China-based oncology therapy developer Antengene floated on Friday in an initial public offering sized at about HK$2.79bn ($360m) that achieved exits for corporates WuXi AppTec, Celgene, Taikang and Tigermed, DealStreetAsia reported.
The company issued just over 154 million shares on the main board of the Hong Kong Stock Exchange priced at the top of the IPO’s HK$15.80-HK$18.08 range. Its shared opened at HK$19.60 on their first day of trading, giving the company a market cap of about $1.69bn.
A total of 10 cornerstone investors jointly bought approximately $179m of shares in the offering. Investment and financial services group Fidelity invested $70m and Singaporean sovereign wealth fund GIC acquired $20m of shares.
Antengene is working on cancer therapeutics and is currently operating nine clinical trials for its drug pipeline, with a further five planned. It recorded a net loss of approximately $81.8m for the first six months of 2020, according to the prospectus.

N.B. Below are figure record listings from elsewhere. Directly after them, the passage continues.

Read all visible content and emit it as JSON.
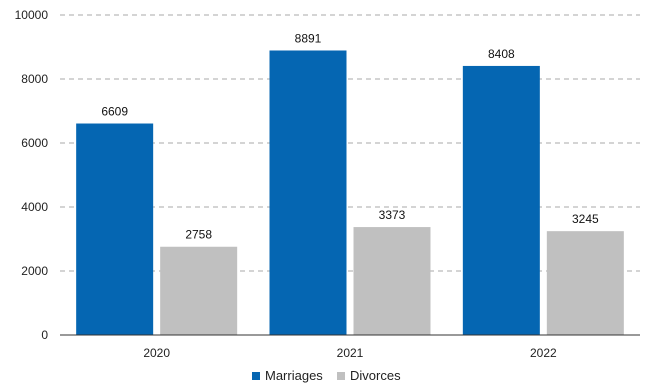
{
  "chart_data": {
    "type": "bar",
    "title": "",
    "xlabel": "",
    "ylabel": "",
    "categories": [
      "2020",
      "2021",
      "2022"
    ],
    "series": [
      {
        "name": "Marriages",
        "values": [
          6609,
          8891,
          8408
        ],
        "color": "#0566b2"
      },
      {
        "name": "Divorces",
        "values": [
          2758,
          3373,
          3245
        ],
        "color": "#c0c0c0"
      }
    ],
    "ylim": [
      0,
      10000
    ],
    "yticks": [
      0,
      2000,
      4000,
      6000,
      8000,
      10000
    ],
    "grid": "horizontal-dashed",
    "legend_position": "bottom-center",
    "data_labels": true
  }
}
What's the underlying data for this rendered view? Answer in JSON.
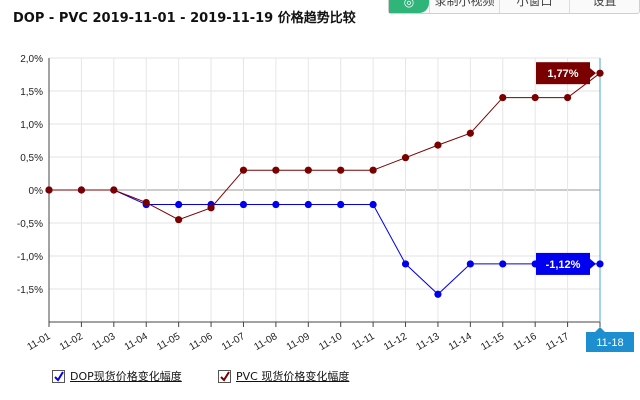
{
  "title": "DOP - PVC 2019-11-01 - 2019-11-19 价格趋势比较",
  "toolbar": {
    "record_label": "录制小视频",
    "window_label": "小窗口",
    "settings_label": "设置"
  },
  "chart_data": {
    "type": "line",
    "title": "DOP - PVC 2019-11-01 - 2019-11-19 价格趋势比较",
    "categories": [
      "11-01",
      "11-02",
      "11-03",
      "11-04",
      "11-05",
      "11-06",
      "11-07",
      "11-08",
      "11-09",
      "11-10",
      "11-11",
      "11-12",
      "11-13",
      "11-14",
      "11-15",
      "11-16",
      "11-17",
      "11-18"
    ],
    "ylim": [
      -2.0,
      2.0
    ],
    "yticks": [
      "2,0%",
      "1,5%",
      "1,0%",
      "0,5%",
      "0%",
      "-0,5%",
      "-1,0%",
      "-1,5%"
    ],
    "grid": true,
    "legend_position": "bottom-left",
    "highlight_label": "11-18",
    "series": [
      {
        "name": "DOP现货价格变化幅度",
        "color": "#0000ee",
        "end_label": "-1,12%",
        "values": [
          0,
          0,
          0,
          -0.22,
          -0.22,
          -0.22,
          -0.22,
          -0.22,
          -0.22,
          -0.22,
          -0.22,
          -1.12,
          -1.58,
          -1.12,
          -1.12,
          -1.12,
          -1.12,
          -1.12
        ]
      },
      {
        "name": "PVC 现货价格变化幅度",
        "color": "#7a0000",
        "end_label": "1,77%",
        "values": [
          0,
          0,
          0,
          -0.19,
          -0.45,
          -0.27,
          0.3,
          0.3,
          0.3,
          0.3,
          0.3,
          0.49,
          0.68,
          0.86,
          1.4,
          1.4,
          1.4,
          1.77
        ]
      }
    ]
  }
}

Goldman Sachs and JP Morgan are joint sponsors of the offering, which follows $238m of funding secured across three rounds.
Tigermed Investment, a subsidiary of contract research organisation Tigermed, joined Qiming Venture Partners, TF Capital and HG Capital in Antengene’s $21m series A round in 2017.
Boyu Capital and FountainVest Partners co-led Antengene’s $120m series B round in January 2019, investing with WuXi AppTec’s Corporate Venture Fund, fellow pharmaceutical firm Celgene, insurer Taikang, Qiming Venture Partners and TF Capital.
The company added $97m in a July 2020 series C round led by Fidelity that also featured GIC, Qiming Venture Partners, Boyu Capital, GL Ventures and unnamed new and existing investors. Its largest shareholder, Boyu Capital, owns a 38.1% stake post-IPO.